The rare joint statement from the four leaders said there was no “plausible alternative explanation” for the attempted murder of former double agent Sergei Skripal in the southern English city of Salisbury on March 4.
Theresa May, Angela Merkel, Emmanuel Macron and Donald Trump said that the first offensive use of a nerve agent on European soil since the Second World War “threatens the security of us all”. They called on Russia to provide “full and complete disclosure” of its Novichok programme to the Organisation for the Prohibition of Chemical Weapons.
“We share the UK assessment that there is no plausible alternative explanation and note that Russia´s failure to address the legitimate request by the UK government further underlines its responsibility,” according to the statement.
“We call on Russia to live up to its responsibilities as a member of the UN Security Council to uphold international peace and security.”
The statement came amid speculation that France was wobbling in its support after Britain pointedly blamed Russia for the poisoning of Mr Skripal, 66, and his daughter Yulia, 33. They both remain critically ill.
Meanwhile, Sergei Lavrov, Russia’s foreign minister, said it would respond soon and suggested that the UK was blaming Moscow to distract public attention from the country’s difficult negotiations over its departure from the European Union.
Analysts said on Wednesday that one reason for the attack would have been to try to isolate the UK, which has been hawkish in its criticisms of Russia and has been forceful in championing European Union sanctions against Moscow over its role in destabilising Ukraine.
The statement was also a riposte to the Kremlin which described the UK’s decision to expel 23 Russian diplomats on Wednesday as “insane”.
Britain said Thursday that the attack was a thinly veiled warning to dissidents previously involved in spying on Russia that no-one was safe from Moscow-backed assassins. “There is a reason for choosing Novichok,” said Boris Johnson, the UK’s foreign secretary. “In its blatant Russian-ness, the nerve agent sends a signal to all who may be thinking of dissent in the intensifying repression of Putin’s Russia.
“The message is clear: We will find you, we will catch you, we will kill you — and though we will deny it with lip-curling scorn, the world will know beyond doubt that Russia did it.”
The attack was unlikely to have been carried out by rogue elements within the Russian regime without the connivance of senior figures, according to analysts from the Royal United Services Institute.
“Tearing up the rule book, making themselves unpredictable, being able to hit targets just below the threshold of war is the strategy for the future,” said Jonathan Eyal, its international director.

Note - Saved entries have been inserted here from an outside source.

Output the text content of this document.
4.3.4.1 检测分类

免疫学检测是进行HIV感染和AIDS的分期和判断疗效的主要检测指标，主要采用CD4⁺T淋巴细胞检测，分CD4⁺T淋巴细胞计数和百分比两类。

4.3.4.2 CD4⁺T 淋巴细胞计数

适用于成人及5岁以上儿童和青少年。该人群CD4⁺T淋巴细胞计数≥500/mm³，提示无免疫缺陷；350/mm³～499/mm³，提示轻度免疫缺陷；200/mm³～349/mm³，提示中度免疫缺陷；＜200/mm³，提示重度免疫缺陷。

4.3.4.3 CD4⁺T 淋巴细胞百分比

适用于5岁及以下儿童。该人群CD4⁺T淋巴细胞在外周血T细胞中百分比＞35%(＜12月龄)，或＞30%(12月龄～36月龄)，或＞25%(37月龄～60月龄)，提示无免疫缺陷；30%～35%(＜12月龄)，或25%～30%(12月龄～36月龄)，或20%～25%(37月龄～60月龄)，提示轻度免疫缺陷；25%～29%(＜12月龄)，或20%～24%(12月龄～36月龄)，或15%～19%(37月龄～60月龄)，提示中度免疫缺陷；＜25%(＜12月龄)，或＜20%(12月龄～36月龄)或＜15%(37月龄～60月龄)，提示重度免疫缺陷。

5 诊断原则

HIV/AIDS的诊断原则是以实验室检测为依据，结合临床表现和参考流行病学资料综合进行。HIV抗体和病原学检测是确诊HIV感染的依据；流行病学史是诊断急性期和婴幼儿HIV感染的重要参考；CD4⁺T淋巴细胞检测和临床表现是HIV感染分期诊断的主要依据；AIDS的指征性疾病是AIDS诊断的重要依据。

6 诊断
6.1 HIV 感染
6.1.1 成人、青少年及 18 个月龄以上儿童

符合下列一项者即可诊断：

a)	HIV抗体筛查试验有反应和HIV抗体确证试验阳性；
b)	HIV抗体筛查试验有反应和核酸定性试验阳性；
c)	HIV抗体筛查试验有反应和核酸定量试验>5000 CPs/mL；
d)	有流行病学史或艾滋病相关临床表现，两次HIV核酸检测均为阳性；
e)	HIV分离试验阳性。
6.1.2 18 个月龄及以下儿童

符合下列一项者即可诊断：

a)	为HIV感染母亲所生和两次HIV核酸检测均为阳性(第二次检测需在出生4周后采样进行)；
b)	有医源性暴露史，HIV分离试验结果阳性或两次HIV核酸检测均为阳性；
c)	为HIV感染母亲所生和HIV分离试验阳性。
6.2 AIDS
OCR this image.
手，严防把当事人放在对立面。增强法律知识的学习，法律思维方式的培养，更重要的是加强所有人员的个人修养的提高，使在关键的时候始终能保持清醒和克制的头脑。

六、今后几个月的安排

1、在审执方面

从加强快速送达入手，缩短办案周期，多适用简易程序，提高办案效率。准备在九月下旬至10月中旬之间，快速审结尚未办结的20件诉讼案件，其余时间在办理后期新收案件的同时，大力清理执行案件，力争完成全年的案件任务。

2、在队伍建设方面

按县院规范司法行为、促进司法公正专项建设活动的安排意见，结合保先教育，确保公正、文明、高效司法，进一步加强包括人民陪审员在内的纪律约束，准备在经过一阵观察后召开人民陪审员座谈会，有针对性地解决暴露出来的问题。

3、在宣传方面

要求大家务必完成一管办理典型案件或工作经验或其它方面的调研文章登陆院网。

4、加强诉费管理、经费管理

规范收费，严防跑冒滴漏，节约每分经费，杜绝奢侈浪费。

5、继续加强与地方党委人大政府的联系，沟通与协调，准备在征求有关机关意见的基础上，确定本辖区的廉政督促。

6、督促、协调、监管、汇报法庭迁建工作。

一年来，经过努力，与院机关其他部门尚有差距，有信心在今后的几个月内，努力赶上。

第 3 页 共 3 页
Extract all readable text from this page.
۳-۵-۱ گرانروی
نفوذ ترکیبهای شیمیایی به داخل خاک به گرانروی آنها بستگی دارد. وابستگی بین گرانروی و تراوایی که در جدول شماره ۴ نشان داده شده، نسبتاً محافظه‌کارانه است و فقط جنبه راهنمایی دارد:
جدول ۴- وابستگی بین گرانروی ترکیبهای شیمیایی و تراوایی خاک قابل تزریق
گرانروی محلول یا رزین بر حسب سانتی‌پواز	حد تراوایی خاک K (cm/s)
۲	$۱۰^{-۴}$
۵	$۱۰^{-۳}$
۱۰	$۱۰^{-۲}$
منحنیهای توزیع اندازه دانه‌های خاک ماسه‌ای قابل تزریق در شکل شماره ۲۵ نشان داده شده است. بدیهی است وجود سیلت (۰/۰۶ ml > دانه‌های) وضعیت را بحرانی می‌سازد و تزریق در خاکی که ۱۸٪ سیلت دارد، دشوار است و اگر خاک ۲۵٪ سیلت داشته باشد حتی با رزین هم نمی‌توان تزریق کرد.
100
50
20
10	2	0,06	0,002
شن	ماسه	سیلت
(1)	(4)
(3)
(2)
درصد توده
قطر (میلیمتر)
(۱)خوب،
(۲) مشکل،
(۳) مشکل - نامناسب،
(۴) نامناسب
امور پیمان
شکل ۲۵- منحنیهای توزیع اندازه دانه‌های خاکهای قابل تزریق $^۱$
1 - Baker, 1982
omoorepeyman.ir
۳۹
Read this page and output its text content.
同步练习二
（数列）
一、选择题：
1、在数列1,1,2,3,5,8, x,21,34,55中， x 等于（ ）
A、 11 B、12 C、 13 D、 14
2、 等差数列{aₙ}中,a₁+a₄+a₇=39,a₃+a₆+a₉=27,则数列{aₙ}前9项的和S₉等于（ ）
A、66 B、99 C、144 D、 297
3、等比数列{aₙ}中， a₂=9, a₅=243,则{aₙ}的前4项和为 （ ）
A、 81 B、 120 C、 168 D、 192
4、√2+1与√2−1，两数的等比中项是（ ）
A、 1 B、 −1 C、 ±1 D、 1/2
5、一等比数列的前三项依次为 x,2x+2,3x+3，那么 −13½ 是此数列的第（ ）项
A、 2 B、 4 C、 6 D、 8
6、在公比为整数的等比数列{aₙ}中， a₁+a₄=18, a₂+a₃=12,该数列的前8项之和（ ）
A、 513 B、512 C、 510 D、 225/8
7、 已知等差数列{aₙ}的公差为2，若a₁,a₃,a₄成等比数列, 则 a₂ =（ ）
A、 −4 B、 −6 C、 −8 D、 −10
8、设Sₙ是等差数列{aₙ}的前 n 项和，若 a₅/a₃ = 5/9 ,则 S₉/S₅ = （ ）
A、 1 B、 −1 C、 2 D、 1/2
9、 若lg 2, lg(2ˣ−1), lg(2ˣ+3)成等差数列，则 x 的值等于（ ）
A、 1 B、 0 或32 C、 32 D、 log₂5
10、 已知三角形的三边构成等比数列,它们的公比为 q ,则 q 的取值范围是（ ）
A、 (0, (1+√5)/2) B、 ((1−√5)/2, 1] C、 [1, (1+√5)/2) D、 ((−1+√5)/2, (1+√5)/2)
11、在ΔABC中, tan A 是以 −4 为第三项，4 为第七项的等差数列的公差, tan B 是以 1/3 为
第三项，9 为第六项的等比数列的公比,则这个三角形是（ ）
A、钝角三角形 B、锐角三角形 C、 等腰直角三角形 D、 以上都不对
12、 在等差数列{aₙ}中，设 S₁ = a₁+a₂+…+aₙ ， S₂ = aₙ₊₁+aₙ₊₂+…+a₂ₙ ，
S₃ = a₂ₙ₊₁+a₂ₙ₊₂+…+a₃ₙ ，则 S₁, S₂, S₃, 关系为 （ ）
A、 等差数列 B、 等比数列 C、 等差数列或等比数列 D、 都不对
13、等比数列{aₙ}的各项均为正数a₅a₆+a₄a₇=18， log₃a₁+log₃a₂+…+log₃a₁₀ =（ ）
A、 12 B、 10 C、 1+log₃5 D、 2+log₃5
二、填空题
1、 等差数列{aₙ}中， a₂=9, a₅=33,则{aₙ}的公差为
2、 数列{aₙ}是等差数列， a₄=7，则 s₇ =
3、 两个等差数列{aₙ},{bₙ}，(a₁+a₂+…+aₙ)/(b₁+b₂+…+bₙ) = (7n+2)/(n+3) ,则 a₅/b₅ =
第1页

The joint statement came as the US sanctioned 19 people and five groups over meddling in the US presidential elections of 2016 and in malicious cyber-attacks, according to the Treasury Department.
Mrs May visited Salisbury on Thursday as Britain kept up a verbal offensive against Russia. “"We do hold Russia culpable for this brazen and despicable act that has taken place on the streets of what is such a remarkable city,” said the prime minister after visiting the site where Mr Skripal and his daughter were found.
The UK’s defence secretary Gavin Williamson went further in suggesting that Russia should “shut up” after the government said it had responded to requests for information about its Novichok stocks with “sarcasm” and “disdain”.
London’s Russian embassy mocked the diplomatic expulsion, the largest by a British government for 31 years, on its Twitter feed.
“What we will do is look at how Russia responds to what we have done… Russia should go away, it should shut up,” said Mr Williamson.
The defence secretary announced that thousands of British soldiers are to receive the anthrax vaccine in response to the poisoning in Salisbury. The move is one of a range of security measures and includes plans for a new £48 million chemical weapons defence centre.
The UK has not asked for specific help from Nato, the head of the 29-member alliance said on Thursday.
Jens Stoltenberg, the secretary-general, said he saw no need to activate the alliance’s Article 5 which rallies all member nations to the aid of an ally under attack. It has only ever been used once by the US after the September 11, 2001 attacks.
Mr Stoltenberg said the attack was “a blatant and serious violation of norms and rules that are important for the security of all of us” that was a part of a “reckless pattern of Russian behaviour over many years."